The detrivore convulsed and its muscle coordination deserted. The tug operator sent his craft scuttling beneath its erratic wing beats and deep into the shadows of a broken, but gently revolving, giant wheel. At least, that was what Tekton thought the gangling structure and attached carriages to be.
The pilot wove the tug with extraordinary skill between criss-crossed girders while the detrivore gave clumsy pursuit. Without the coordination needed for fine manoeuvring, it slammed into the metal struts and then dropped away into the chasm.
The operator cackled into his breather mask, then lifted it to spit cigar smoke out of one side of his mouth. “Nother one down,’ he crowed and snapped the mask back.
He didn’t speak again until he’d threaded a path through the giant wheel, and deeper into the metal pot-pourri that surrounded the abyss. Floating alongside the wheel was a conical-shaped mass, decorated with gaudy stripes.

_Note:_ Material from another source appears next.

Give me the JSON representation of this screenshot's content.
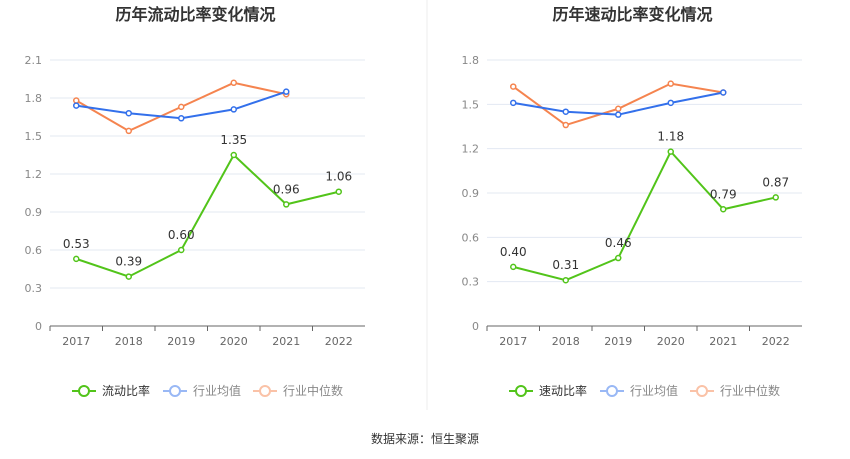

He tethered the tug to the base of it and popped open the cabin door. After a short crawl up an external staircase he was inside the cone. Tekton followed more slowly, his body aching from trauma and adrenalin poisoning. The steps, like the ones up to Farr’s chapel, made him dizzy, and he welcomed the firm grip of his saviour, who reached down and pulled him up the last few.
Tekton almost fell into the darkened space. While he struggled to sit up, the man slammed the door shut and pressed various panels. Light flooded the cone and Tekton felt a welcome blast of oxygenated air on his skin.
The tug operator peeled off his mask and hung it on a hook near the door. He held out his hand for Tekton’s.
The archiTect obediently removed it and handed it over. He inhaled the air with a sigh of relief. ‘I am indebted to you... sir,’ he managed after collecting himself. ‘It would seem that Lady Luck was on my side.’